Out of mind

Art students and talking arses
April 19, 2004

I had cleared the afternoon to work on my presentation when the neurosurgeon called. Neuropsychological assessments are rarely urgent, but this one was. I had to determine a 17-year-old girl's capacity for informed consent to surgery. The girl's parents were against the proposed treatment; the surgeon thought she would likely die without it. By the end of a long afternoon and evening of assessments I concluded that she was quite capable of making up her own mind. It was close to ten when I got home and all I wanted was a beer. I filed a formal report first thing next morning before driving to the airport.

The flight to Glasgow was too cramped and too brief to get down to serious work and, after checking in at the hotel, I had less than an hour to shuffle old Powerpoint slides before meeting up with my hosts. We had a drink, went to a nearby Italian restaurant for dinner and returned to the hotel bar for a glass or three of Laphroaig. I slept fitfully. And so, next morning, I found myself in the Glasgow Film Theatre, standing at the lectern, somewhat ill-prepared and hungover. The splendid art deco auditorium reminded me of long-gone Saturday mornings at the ABC Minors, watching Lone Ranger serials and The Adventures of Zorro. There was black and white footage of a steam train on the screen when I arrived for the technical run-through. By the time the audience drifted in, the images had become more abstract. We seemed to be wandering aimlessly through a grainy, whitewashed universe of cardboard boxes. This was a Glasgow School of Art Friday event.

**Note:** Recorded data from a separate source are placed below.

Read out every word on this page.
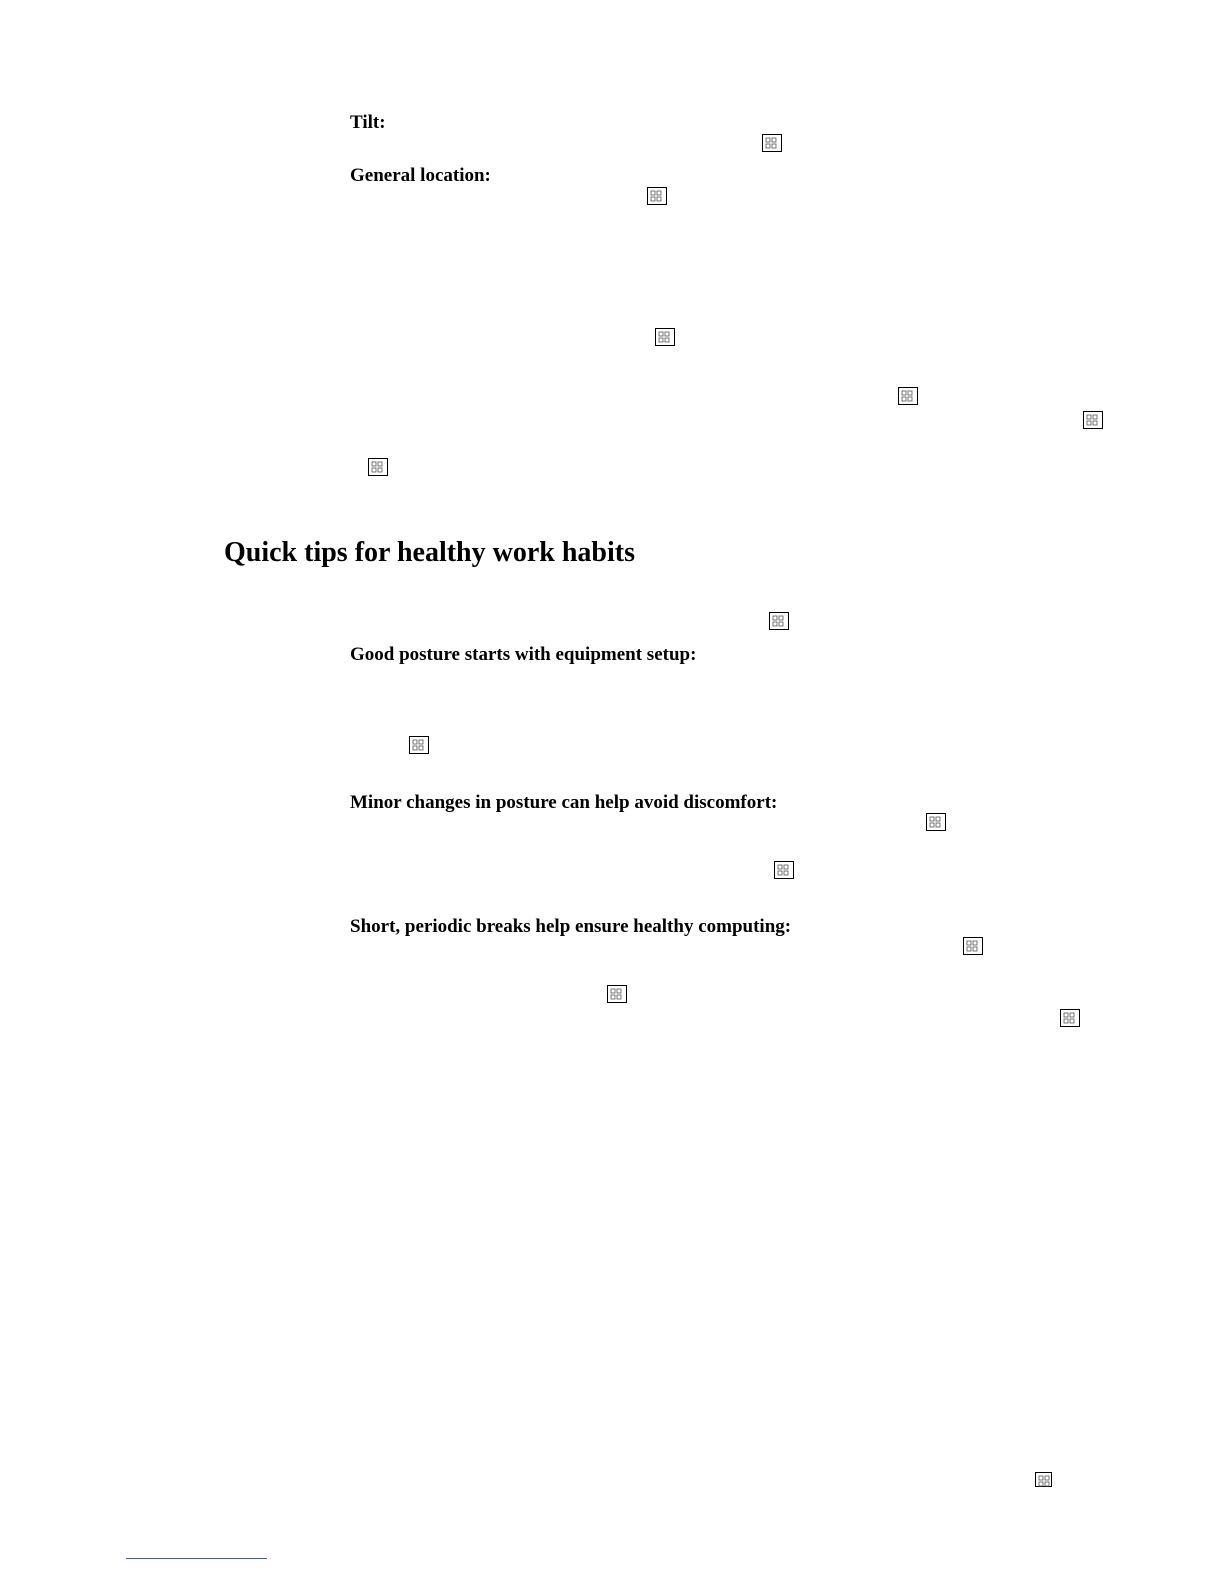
Tilt:
General location:
Quick tips for healthy work habits
Good posture starts with equipment setup:
Minor changes in posture can help avoid discomfort:
Short, periodic breaks help ensure healthy computing:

I was the main feature. My talk went well enough, I think. Sometimes it's hard to tell. There were certainly plenty of questions - about clones and consciousness, souls and selves, amnesia, identity, dementia, and other vulnerabilities of the human mainframe. When, finally, there was a lull, I might have nodded wistfully to the audience, raised the mic to my lips and crooned a song. It's that kind of place. But the chairman chimed in. "Perhaps just one more question," he said, spotting a raised hand. The question came. I thought I'd misheard, but hadn't. "Where's God?" the young man repeated.

Over lunch, Stephanie Smith showed me a catalogue of her work. She and her partner, Eddie Stewart, are collaborative performance artists who work in video. They use their own bodies to explore themes of closeness and distance, inside and outside, sexuality, aggression, tenderness and torment. They grapple with the enigma of embodiment. Right up my street. There's Eddie submerged in a bathtub, fully clothed, his life hanging by a thread of oxygenated kisses from Steph. In another piece, Intercourse, they are filmed spitting into each other's mouths. After lunch, Alan Currall, my principal host, took me on a tour of the main art school building, the "Mac," Charles Rennie Macintosh's architectural masterpiece. It is a work of art filled with works of art. I was moved to virtual silence. "It's amazing," I said now and then. The notched balusters in the library, dabbed with splashes of primary colour seemed hyper-real. On our tour of the studios we paused to inspect one of Steph and Eddie's exhibition posters. It shows a still from a work involving the insertion of a miniaturised video camera into Eddie's mouth. The viewer looks out at the world from behind the artist's teeth. Then, down the corridor, we bumped into Eddie himself. By exquisite coincidence one of his front teeth had just fallen out. He showed us the gap. Was there a camera in there, I wondered? Perhaps he was filming me.

Smith and Stewart's work is concerned with the bodily inter-relation of selves. My concerns are intra-personal. I document the struggles between body and self - and, in the end, the body always turns to rebellion. Seditious murmurs in the bowel boil up to cancerous insurrection. Localised hostilities in the chest and arm prefigure the shock and awe of a heart attack. The amoral autonomy of the ageing and diseased body inevitably overcomes our pretensions to selfhood. The "it" always subsumes the "I." We see this battle in William Burroughs's tragi-comic tale of the man who teaches his arse to talk. It starts out as a novelty ventriloquist act but after a while the anus gains the power of autonomous speech. "He would go in without anything prepared and his ass would ad-lib and toss the gags back at him every time." Before long it is shouting out in the street. It wants equal rights. It talks all day and night. The man can't shut it up. Having grown rudimentary teeth it starts to eat. It drinks too much and gets maudlin. We don't need you around here any more, it tells the man, "I can talk, eat and shit."

I caught the early evening flight back to Bristol and drove up to see my parents. My dad and I opened the whisky I had bought and, as we drank, we seemed to converge in age. He brightened, while I sank into reflection. I remembered the girl and began to wonder about the operation. I hadn't considered the possibility of failure. But I needn't have worried. My surgeon colleague put his clever fingers inside the girl's head and fixed the fault. She was OK, thank God - wherever He might be.